Week of September 17

Welcome to CT Law of the Land. Developments in the law which can impact the state and municipal agency approval process for land use applications in Connecticut happen on almost a daily basis.  These can range from important court decisions, to legislative changes, all of which can dramatically impact the approval and review process.  On this page we will try to highlight some of those changes that might be of interest to our clients and prospective clients.  We invite you to check back regularly to receive potentially important tips.
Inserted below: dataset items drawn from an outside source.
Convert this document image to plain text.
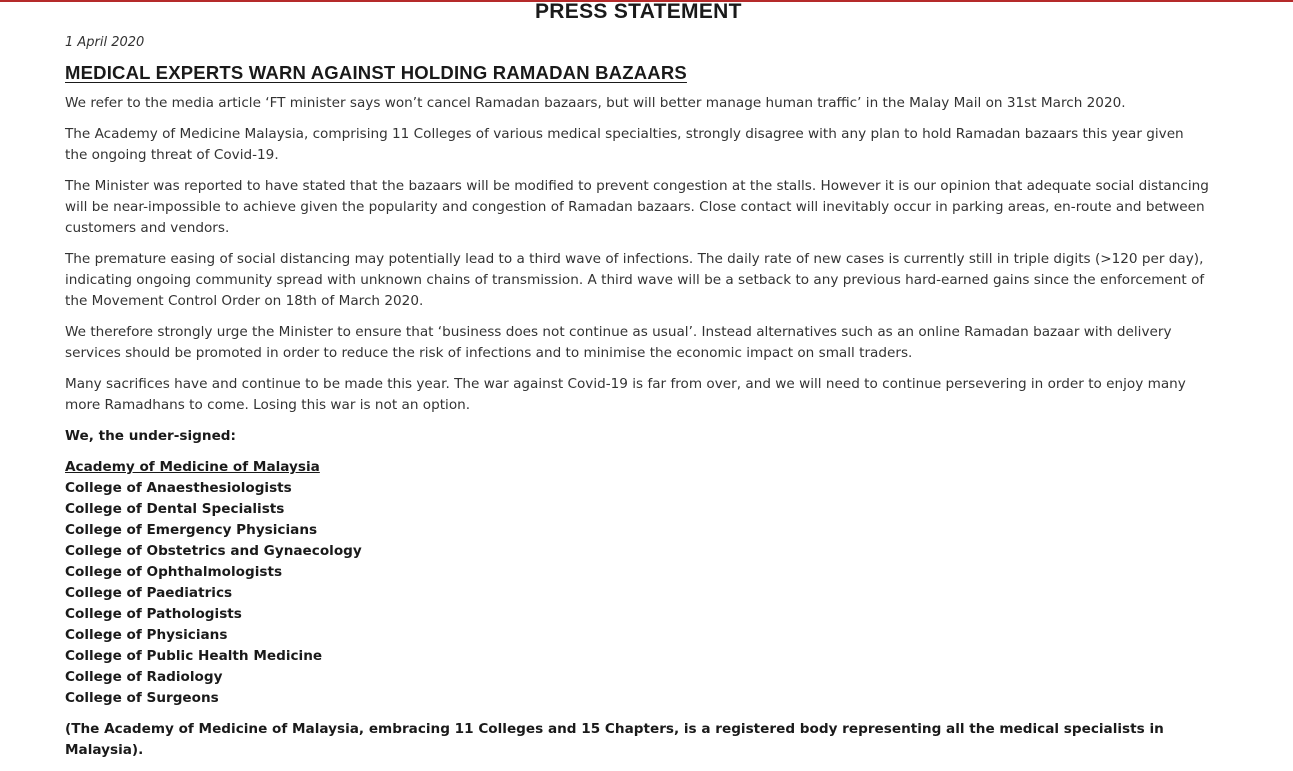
PRESS STATEMENT
1 April 2020
MEDICAL EXPERTS WARN AGAINST HOLDING RAMADAN BAZAARS

We refer to the media article ‘FT minister says won’t cancel Ramadan bazaars, but will better manage human traffic’ in the Malay Mail on 31st March 2020.

The Academy of Medicine Malaysia, comprising 11 Colleges of various medical specialties, strongly disagree with any plan to hold Ramadan bazaars this year given the ongoing threat of Covid-19.

The Minister was reported to have stated that the bazaars will be modified to prevent congestion at the stalls. However it is our opinion that adequate social distancing will be near-impossible to achieve given the popularity and congestion of Ramadan bazaars. Close contact will inevitably occur in parking areas, en-route and between customers and vendors.

The premature easing of social distancing may potentially lead to a third wave of infections. The daily rate of new cases is currently still in triple digits (>120 per day), indicating ongoing community spread with unknown chains of transmission. A third wave will be a setback to any previous hard-earned gains since the enforcement of the Movement Control Order on 18th of March 2020.

We therefore strongly urge the Minister to ensure that ‘business does not continue as usual’. Instead alternatives such as an online Ramadan bazaar with delivery services should be promoted in order to reduce the risk of infections and to minimise the economic impact on small traders.

Many sacrifices have and continue to be made this year. The war against Covid-19 is far from over, and we will need to continue persevering in order to enjoy many more Ramadhans to come. Losing this war is not an option.

We, the under-signed:

Academy of Medicine of Malaysia
College of Anaesthesiologists
College of Dental Specialists
College of Emergency Physicians
College of Obstetrics and Gynaecology
College of Ophthalmologists
College of Paediatrics
College of Pathologists
College of Physicians
College of Public Health Medicine
College of Radiology
College of Surgeons

(The Academy of Medicine of Malaysia, embracing 11 Colleges and 15 Chapters, is a registered body representing all the medical specialists in Malaysia).
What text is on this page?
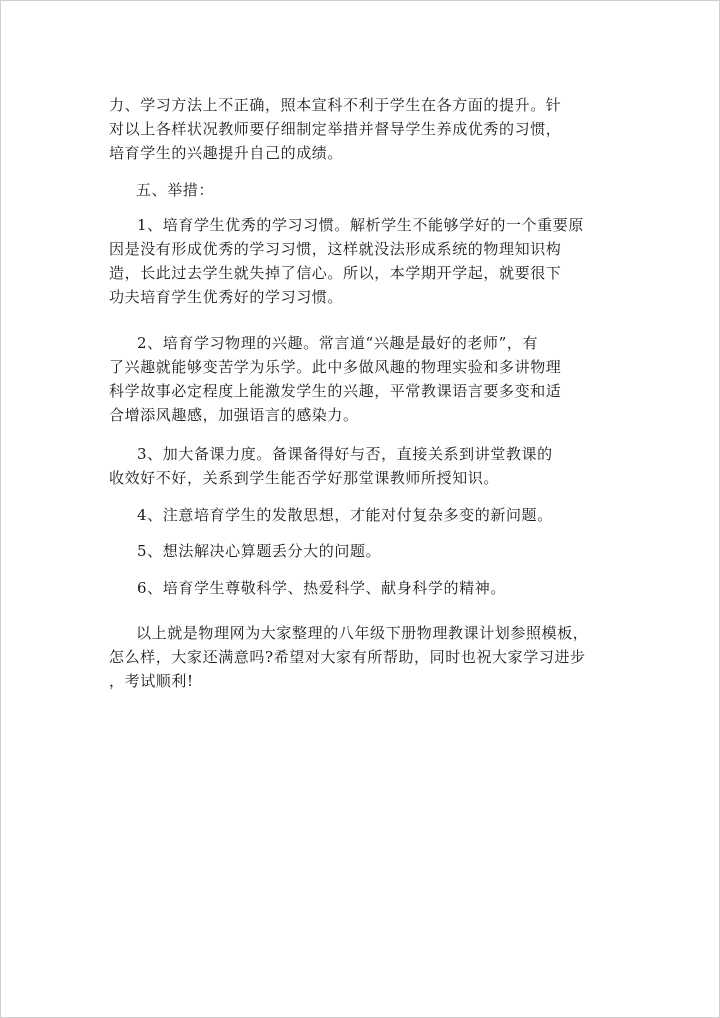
力、学习方法上不正确，照本宣科不利于学生在各方面的提升。针
对以上各样状况教师要仔细制定举措并督导学生养成优秀的习惯，
培育学生的兴趣提升自己的成绩。
五、举措：
1、培育学生优秀的学习习惯。解析学生不能够学好的一个重要原
因是没有形成优秀的学习习惯，这样就没法形成系统的物理知识构
造，长此过去学生就失掉了信心。所以，本学期开学起，就要很下
功夫培育学生优秀好的学习习惯。
2、培育学习物理的兴趣。常言道“兴趣是最好的老师”，有
了兴趣就能够变苦学为乐学。此中多做风趣的物理实验和多讲物理
科学故事必定程度上能激发学生的兴趣，平常教课语言要多变和适
合增添风趣感，加强语言的感染力。
3、加大备课力度。备课备得好与否，直接关系到讲堂教课的
收效好不好，关系到学生能否学好那堂课教师所授知识。
4、注意培育学生的发散思想，才能对付复杂多变的新问题。
5、想法解决心算题丢分大的问题。
6、培育学生尊敬科学、热爱科学、献身科学的精神。
以上就是物理网为大家整理的八年级下册物理教课计划参照模板，
怎么样，大家还满意吗?希望对大家有所帮助，同时也祝大家学习进步
，考试顺利!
This decision upheld the Siting Council’s authorization to a Pullman & Comley client to install wind turbine electrical generation facilities in Colebrook, Connecticut.  The approval was challenged by environmental intervenors.  First, the intervenors challenged whether wind turbines qualified as electric generation facilities under the Grid Resources exemption from Certificates of Need and Environmental Compatibility.  The Court agreed with the Council that the Legislature intended to include all types of electric generating facilities within that exemption, not just traditional power plants.  Next, the intervenors challenged the conditions that the Council attached to the approval permit.  These conditions required such things as buffers, a management plan, noise controls, etc.  The Supreme Court held that environmental intervenors generally do not have standing to challenge conditions which themselves do not cause pollution.  Intervenors do have standing, however, to raise the fact that attaching conditions might reflect that the administrative agency never fulfilled its role to insure the project complied with its regulations.  Reviewing the record, however, the Court concluded that there was sufficient evidence to support the Council’s approval subject to environmental conditions.  The facts in this case were distinguished from an earlier Inland/Wetlands decision where that agency simply ruled that a project was approved subject to complying with all Inland/Wetland Regulations.  Such a simplistic approval suggests that the agency did not first reach a conclusion whether its own regulations were being satisfied.  The Court added that if the intervenors in this case felt that the attached conditions were not being complied with, they had several remedies, including: bringing a declaratory ruling petition before the Council; bringing a nuisance claim; or bringing a CEPA claim.